The action affects only the volunteer rescue squad and will not affect service from the station, Mahoney and County Administrator Clay Goodman said after the meeting. The community will continue to be covered full time by the career firefighter and emergency medical staff there.
No volunteers have been running calls at the station for some time, Mahoney said, which was one of the reasons for seeking to dissolve the organization, which is separate from the community’s volunteer fire department. That separate firefighters volunteer group has been cooperating with the county to dissolve its own organization and dispose of its assets, he said.

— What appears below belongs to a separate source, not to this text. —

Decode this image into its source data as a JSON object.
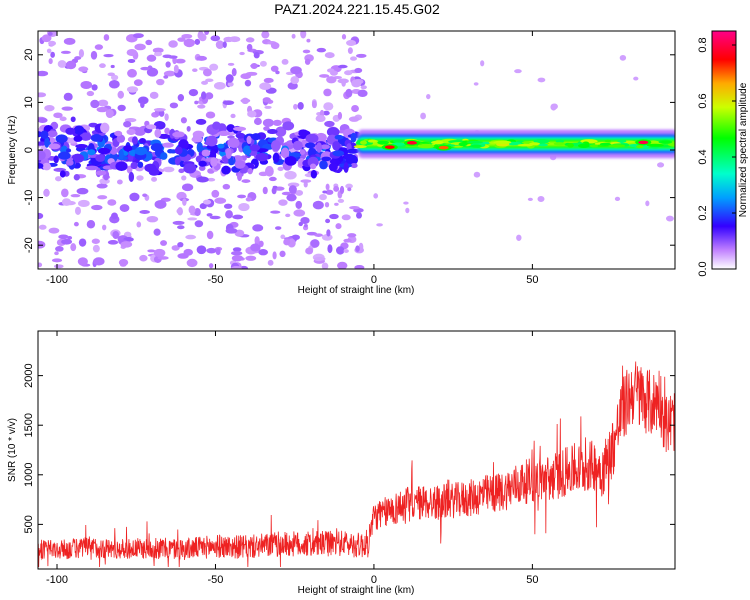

Mahoney said he spent the past two months trying to find and negotiate with the individuals listed as officers or directors of the rescue squad, but without success.
Besides not responding to calls, Mahoney said the incorporated nonprofit organization has failed for several years to file required documentation and fees with the State Corporation Commission.
“They were not functioning as a valid and proper corporation,” he said.
“A third piece is the funding. Citizens in Clearbrook have made donations to the rescue squad, and the board of supervisors has made appropriations to all volunteer squads and companies ... but they [Clearbrook’s volunteers] are not running calls. The information we have is that they have still been soliciting donations from citizens.”
When the organization is dissolved, because it is a nonprofit, its assets must go to an organization formed for similar purposes or that fulfills the same goals, Mahoney said.
A final issue is that the organization has not been able to secure a doctor to serve as its medical director, which is required of volunteer squads, he said.
Mahoney said this is the first time the county has ever felt the need to force the dissolution of a squad, even as national trends have evidenced the increasing difficulty of recruiting and retaining public safety volunteers. He said he isn’t sure how long the dissolution will take.
“This is a step the board takes very reluctantly. We value highly the role of volunteers in our community, and we wanted a less adversarial resolution,” Mahoney said.
Volunteers, Goodman said, “are a viable and necessary part of our service, and we want to support those volunteers as long as we can.” The situation in Clearbrook, however, had become untenable, he said.
The Clearbrook squad has been beset with bad news in recent years. At least twice since 2003, officers have been convicted of embezzling funds from the squad. In 2004, the squad was disbanded for a few months, then re-formed.
And, unrelated to the volunteers’ woes, this summer, after seven years of mutual staffing at the station, Roanoke pulled its six career firefighters from Clearbrook saying they were needed elsewhere in the city.
They were replaced with county employees.